Show HN: I trained a neural network to write Kanji

166 points by hardmaru 6 years ago

zhte415 6 years ago

Edit: Reading some comments here - this doesn't seem to be about 'recognising' or 'predicting' existing characters, but using a dataset of characters to create a character by itself (which probably isn't an existing character).

This is quite 'clever'.

I don't understand the example shapes at the beginning. They're not correct strokes. How does that work?

The about page has some neat made up characters.

But after trying a few strokes, and doing so more carefully, it seems if you put in a clear radical, the character is well formed, kinda; if you put in a squiggle, all you get is a doodle... that makes sense.

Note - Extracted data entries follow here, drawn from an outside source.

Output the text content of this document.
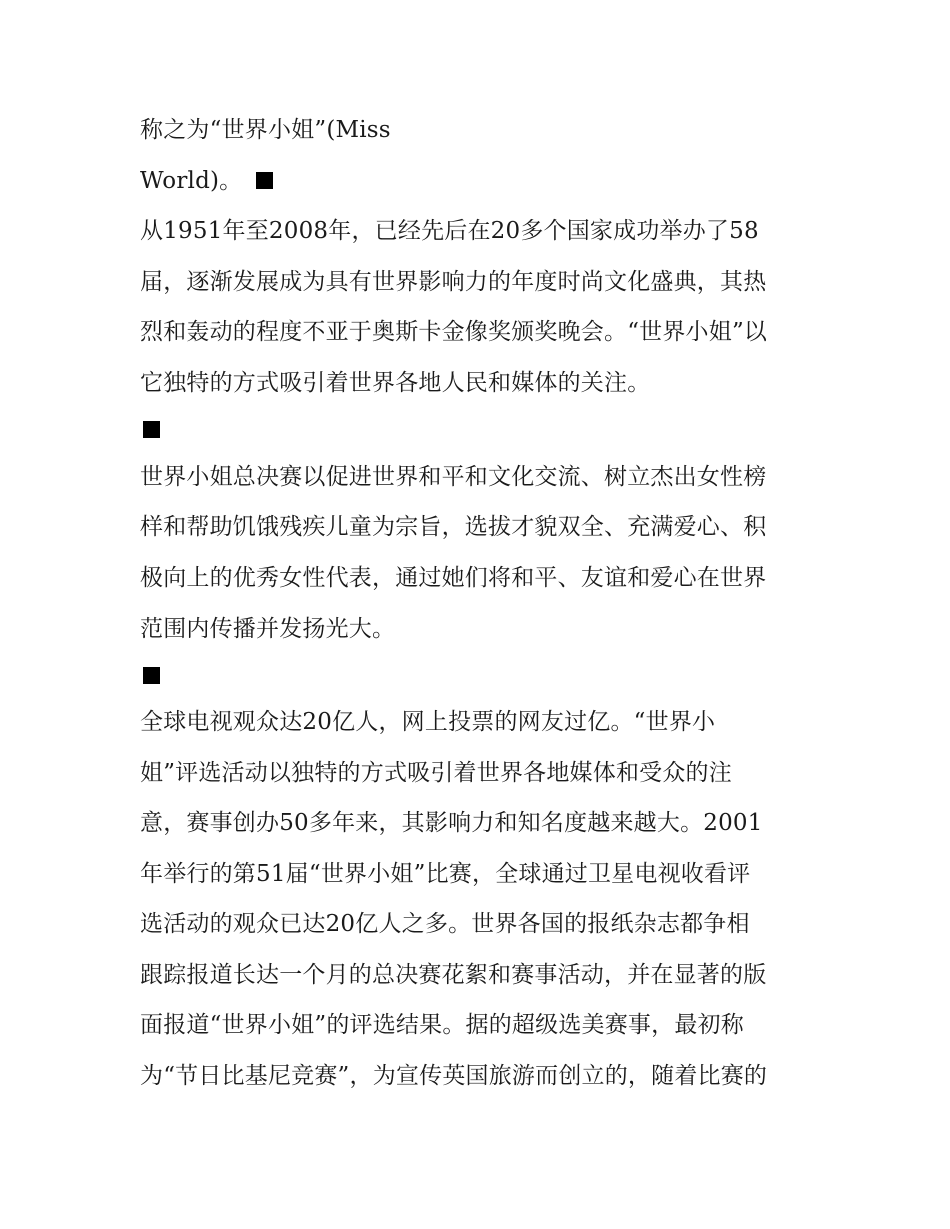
称之为“世界小姐”(Miss
World)。
从1951年至2008年，已经先后在20多个国家成功举办了58
届，逐渐发展成为具有世界影响力的年度时尚文化盛典，其热
烈和轰动的程度不亚于奥斯卡金像奖颁奖晚会。“世界小姐”以
它独特的方式吸引着世界各地人民和媒体的关注。
世界小姐总决赛以促进世界和平和文化交流、树立杰出女性榜
样和帮助饥饿残疾儿童为宗旨，选拔才貌双全、充满爱心、积
极向上的优秀女性代表，通过她们将和平、友谊和爱心在世界
范围内传播并发扬光大。
全球电视观众达20亿人，网上投票的网友过亿。“世界小
姐”评选活动以独特的方式吸引着世界各地媒体和受众的注
意，赛事创办50多年来，其影响力和知名度越来越大。2001
年举行的第51届“世界小姐”比赛，全球通过卫星电视收看评
选活动的观众已达20亿人之多。世界各国的报纸杂志都争相
跟踪报道长达一个月的总决赛花絮和赛事活动，并在显著的版
面报道“世界小姐”的评选结果。据的超级选美赛事，最初称
为“节日比基尼竞赛”，为宣传英国旅游而创立的，随着比赛的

Inputting 口 or 艹 for example, vs a random squiggle. Take care to make it reasonable accurate.

About characters, incase anyone doesn't know: A character is basically a 2x2 grid where 4 radicals get placed (there are (about) 201 radicals in modern Chinese, Japanese kanji too I guess?). Sometimes 'cells get merged' so the left column of 2 rows is merged to contain 1 radical, and the right contains 1 or 2 radicals. Or 'add a row' can happen at the top, for example adding a 艹 above the 2x2.

jfries 6 years ago

I don't think it's helpful to think of the structure as being based on a 2x2 grid. A bit down on this page (random Google hit) are ways to structure a character: http://www.guavarama.com/2015/03/07/learning-about-character...
Note that this structure can also apply recursively, further subdividing an area.
- zhte415 6 years ago
  
  I think it is quite useful.
  A character is a combination of radicals, of which there aren't that many.
  You're correct, obviously there are more than sticking a radical in a 2x2 grid, however the square framework is always there and emphasises symmetery.
Pamar 6 years ago

"a character is basically a 2x2 grid"... Do you have any reference for this type of classification/composition?
N.B.: I am not implying that it is incorrect - I am a dabbler in Japanese Brush Calligraphy (without any fluency in the language, only as an art) and I would like to read more about this so if you have links or books (preferably in English) I would be very happy to learn more.
- jcl 6 years ago
  
  The practice paper given to children learning kanji is commonly partitioned into a 2x2 grid, to help with proportions -- kind of like how children learning to write English are given paper with guidelines for baseline, ascenders, descenders, and mean line. You can see an example of the 2x2 grid in the Nintendo kanji game on the article's "Info" page, or by searching for "kanji practice paper".
  The lines are meant more to help relative placement than to exactly divide characters, but many characters do divide into left-and-right or top-and-bottom portions -- see Jack Halpern's SKIP system for example:
  https://en.wikipedia.org/wiki/Kodansha_Kanji_Learner%27s_Dic...
- zhte415 6 years ago
  
  Characters are written, not drawn. First learn to write.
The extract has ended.